The freeze itself has also cost the Treasury £9 billion a year according to the Institute for Fiscal Studies, vital funds which could be used to invest in cleaner public transport systems and supporting other public services as part of the Government’s levelling up agenda.
Critics will say that ending the freeze is counter to this, however the evidence suggests otherwise. Transport researcher Giulio Mattioli has pointed out that people in the poorest quintile drive less than half as much as those in the richest. There is a misguided perception that everyone drives. Nearly a quarter (24%) of households in England don’t even own a car and for the poorest quintile this figure jumps to nearly half (46%).
That means those on the lowest incomes don’t see much benefit from the fuel duty freeze. If anything, it’s a subsidy for better-off motorists, with negative health consequences for the poor. After all, air pollution disproportionately impacts poorer communities whose residents can’t afford to live in leafy suburbs on the edge of the green belt. Tellingly, the thinktank Onward, which identified ‘Workington Man’ as the crucial northern Red Wall voter for the Conservatives to target, has called for the fuel duty escalator to be reintroduced in its recent report on the UK’s net-zero plans.
Even the famous school run is conducted less in cars than some people would have you think. In 2014 as many primary school children walked to school (46%) as were driven (46%). For secondary school, the number being driven halved to 23%, behind those that used the bus (29%) and those that walked (38%). With car ownership in decline it’s likely these car use figures have dropped further since then.
The original justification for the fuel duty freeze has long gone. A decade ago fuel prices were much higher through a combination of tax rises and fuel costs. That’s no longer the case, in fact Saudi oil production is pushing down prices to record lows. Since the fuel duty freeze, concerns about climate change and pollution have jumped. A study by Cardiff University last week showed that when asked the most important issue facing the UK in the next 20 years, respondents put a combination of climate change (23%) and pollution (6%) above Brexit (25%) or the economy (10%).

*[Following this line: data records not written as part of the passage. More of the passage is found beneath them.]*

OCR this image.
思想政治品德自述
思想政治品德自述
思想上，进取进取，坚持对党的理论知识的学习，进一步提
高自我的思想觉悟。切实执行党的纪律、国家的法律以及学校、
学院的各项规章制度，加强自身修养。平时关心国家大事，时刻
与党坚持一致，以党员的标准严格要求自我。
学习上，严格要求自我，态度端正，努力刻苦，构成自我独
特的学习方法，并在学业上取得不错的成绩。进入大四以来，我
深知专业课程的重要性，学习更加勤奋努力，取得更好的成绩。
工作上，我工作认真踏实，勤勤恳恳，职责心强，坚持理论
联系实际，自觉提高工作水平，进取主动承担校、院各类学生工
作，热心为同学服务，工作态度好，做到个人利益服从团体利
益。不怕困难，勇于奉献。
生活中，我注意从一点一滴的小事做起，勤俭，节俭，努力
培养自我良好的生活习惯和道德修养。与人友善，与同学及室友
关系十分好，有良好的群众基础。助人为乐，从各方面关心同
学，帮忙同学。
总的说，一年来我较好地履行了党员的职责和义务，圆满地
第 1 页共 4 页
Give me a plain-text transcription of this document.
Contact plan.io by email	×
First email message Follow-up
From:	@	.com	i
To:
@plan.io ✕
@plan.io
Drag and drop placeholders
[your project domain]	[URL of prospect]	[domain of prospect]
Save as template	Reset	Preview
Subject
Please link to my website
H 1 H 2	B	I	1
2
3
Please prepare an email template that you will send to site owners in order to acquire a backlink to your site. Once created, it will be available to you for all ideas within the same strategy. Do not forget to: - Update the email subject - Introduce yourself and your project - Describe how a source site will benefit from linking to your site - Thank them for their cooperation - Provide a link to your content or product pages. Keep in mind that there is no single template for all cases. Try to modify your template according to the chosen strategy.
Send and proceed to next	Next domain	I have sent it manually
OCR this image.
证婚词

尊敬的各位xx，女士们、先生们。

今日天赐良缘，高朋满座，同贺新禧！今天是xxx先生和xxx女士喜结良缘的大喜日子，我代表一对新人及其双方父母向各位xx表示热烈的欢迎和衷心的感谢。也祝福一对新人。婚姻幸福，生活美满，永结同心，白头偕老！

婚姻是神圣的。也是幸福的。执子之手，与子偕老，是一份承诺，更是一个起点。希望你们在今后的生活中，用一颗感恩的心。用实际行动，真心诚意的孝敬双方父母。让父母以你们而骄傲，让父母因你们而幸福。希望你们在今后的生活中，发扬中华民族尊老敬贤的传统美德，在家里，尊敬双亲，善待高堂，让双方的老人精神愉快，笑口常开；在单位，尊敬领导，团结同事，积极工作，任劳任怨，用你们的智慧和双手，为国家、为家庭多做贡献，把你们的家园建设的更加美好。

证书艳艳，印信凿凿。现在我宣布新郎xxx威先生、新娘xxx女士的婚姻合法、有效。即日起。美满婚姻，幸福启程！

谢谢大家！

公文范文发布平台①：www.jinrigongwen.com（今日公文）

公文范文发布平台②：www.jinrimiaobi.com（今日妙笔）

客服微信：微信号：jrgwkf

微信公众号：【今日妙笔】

To really help level up the UK, the Government should use the income from fuel duty to invest in public transport and other services that will more directly benefit the poorest communities.
Ending the fuel duty freeze is sensible, evidence-based policy that will help improve markets, drive innovation, improve air quality and help decarbonise our transport sector which is now the UK’s biggest source of carbon emissions.